Gold Star family members say they were attacked by protesters outside inaugural ball

Two Gold Star family members claim they were attacked Friday night by protesters outside the Renaissance Hotel in Washington, D.C., where the American Legion Salute to Heroes Inaugural Gala was held.

According to a Facebook post about the ordeal, Ryan Manion, who lost her brother in Iraq in 2007, and Amy Looney, whose husband died in Afghanistan in 2010, were spat on by demonstrators protesting President Donald Trump.

"As we made our way through the crowd we were spit at and called some of the worst and most vile things I have ever heard come out of a person's mouth," Manion wrote of when they arrived at the ball. "These people had such hatred in their eyes when they screamed at us."

And she said it happened again when they left the event:

[W]e walked outside and was [sic] first pushed by a man in a mask hiding his face, then told by 2 women that we ruined this country. They screamed this in our faces along as in the face of a little boy that could have been no older then 6. As the one woman screamed the other pushed up against me and colored all over my mom's shawl I was wearing with permanent marker. I am angry and I am scared. My brother and Amy's husband gave their lives to protect the freedoms that we hold so dear.

CNN contributor Mary Katharine Ham, one of Manion's personal friends, discussed the alleged attack Monday with Jake Tapper, host of "The Lead." Ham noted that the ball the Gold Star family members were attending was hosted by the American Legion, a nonpartisan organization.

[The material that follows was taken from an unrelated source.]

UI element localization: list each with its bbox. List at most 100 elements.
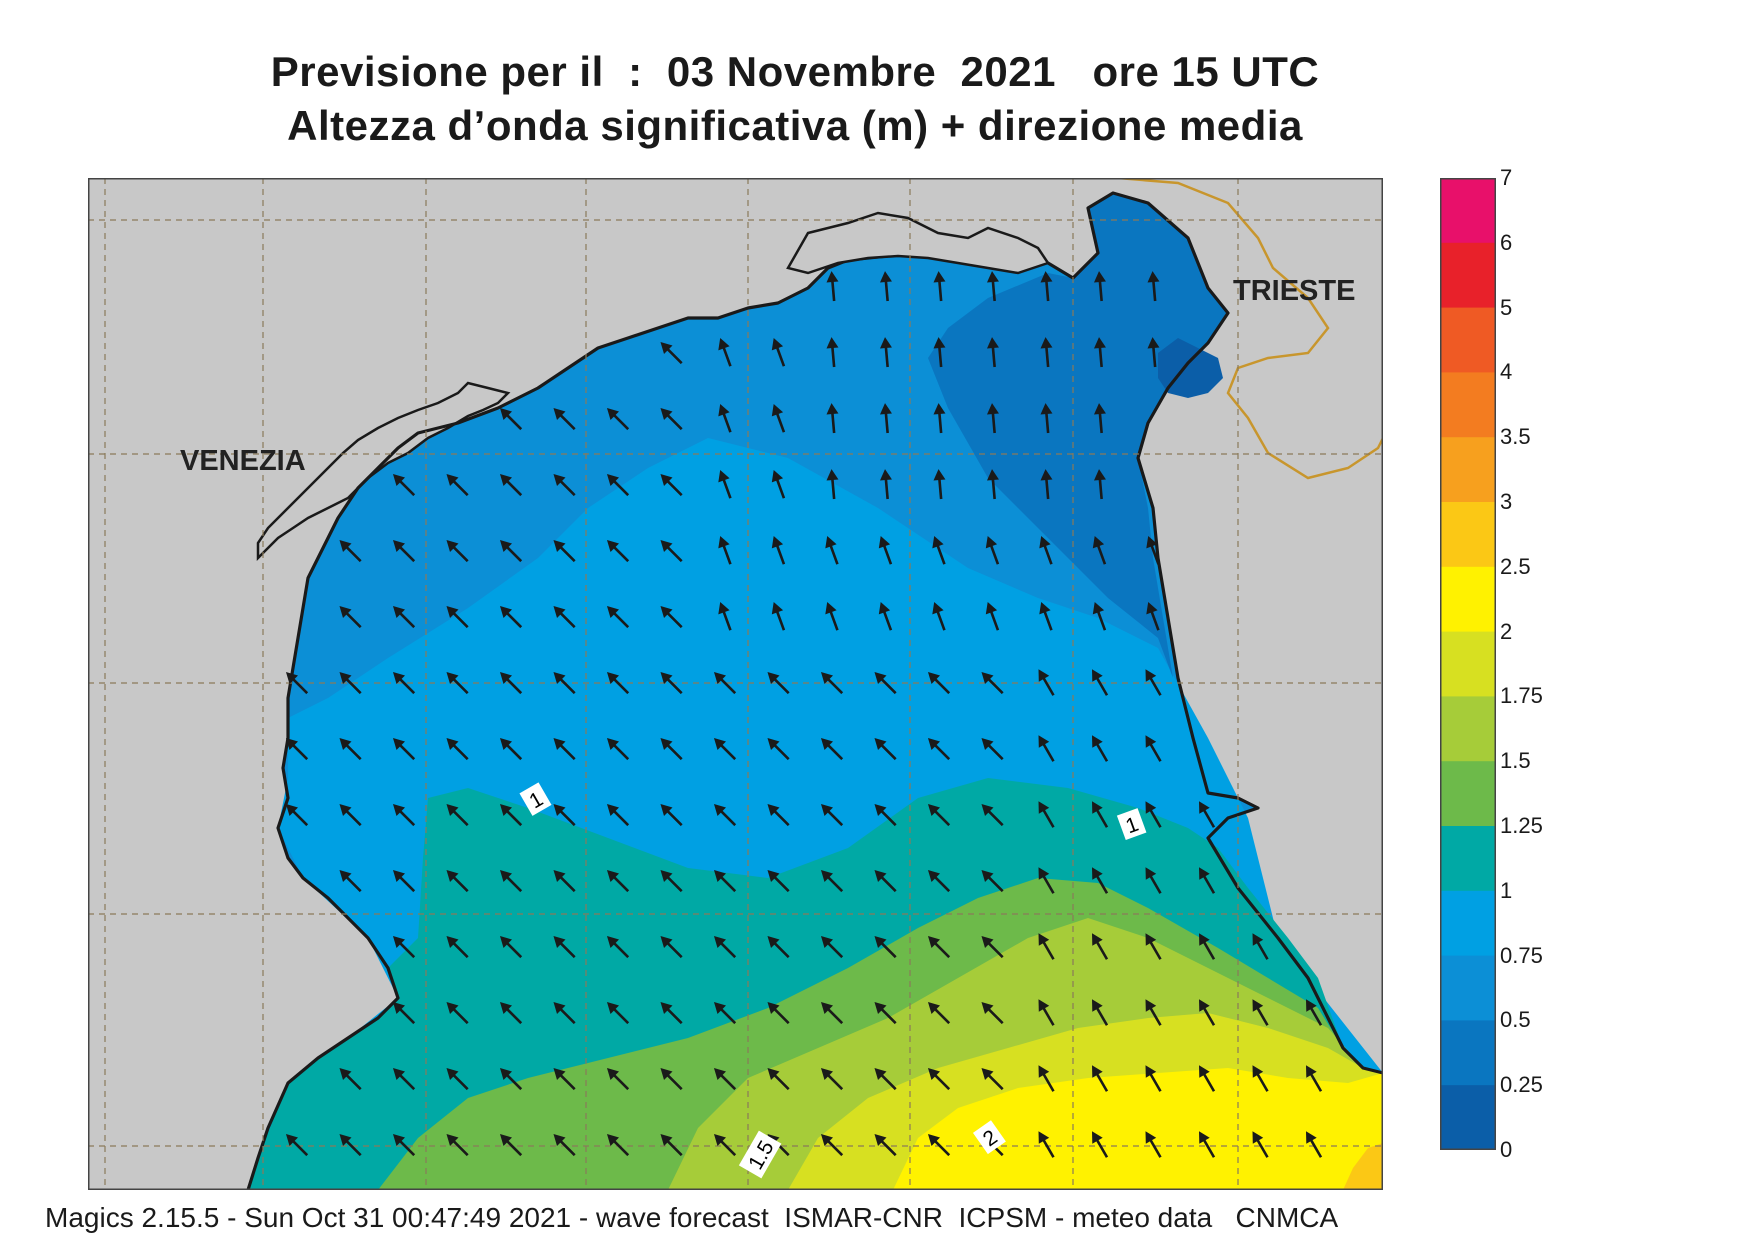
legend-tick-label: 6 bbox=[1500, 229, 1513, 255]
direction-arrow bbox=[446, 737, 469, 761]
direction-arrow bbox=[660, 737, 683, 761]
direction-arrow bbox=[718, 536, 732, 565]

"I don’t think this characterizes the march and the movement that we saw out here today," Ham said, referring to the Women's March over the weekend, later adding:

[B]ut this is part of the story, as is Madonna saying she thinks about blowing up the White House. Those are not great things. If it were a conservative movement, we would hear a lot about it. If you don’t think that the left has some prejudices of its own that can lead it very astray like it did last night in that instance, then you’re wrong. And if you think that that’s not part of the reason many turned to Trump, then you’re also wrong.

In an interview with WTXF-TV, Manion said she was most taken aback by the "hate in these people's eyes," adding later, "I think it's a defining moment in our country. We are divided but I think it's our differences that make our country so great and if we can't unite in our differences we're in a really bad place."

While the incident has earned little-to-no mainstream media coverage, Manion published an op-ed about it in the Philadelphia Inquirer, explaining that she and Looney "did not attend the Inaugural Ball as a political statement."

She wrote that they both keep their political opinions private and will "support the current administration exactly like we supported the previous administration and just like we will support every future administration that the American people elect."

"I envision an America that values character above all else," she wrote. "Where integrity is more important than celebrity. Where acts of service and kindness permeate the nightly news. Where communities unite together to raise each other up."

"I have friends who I love dearly on both sides of the political aisle," she continued. "Let's celebrate the differences that not only define us, but define what makes the United States of America the greatest country in the world."

Manion serves as president of the Travis Manion Foundation, which was founded by Manion's mother and advocates on behalf of veterans and Gold Star families to ensure they receive the care they need.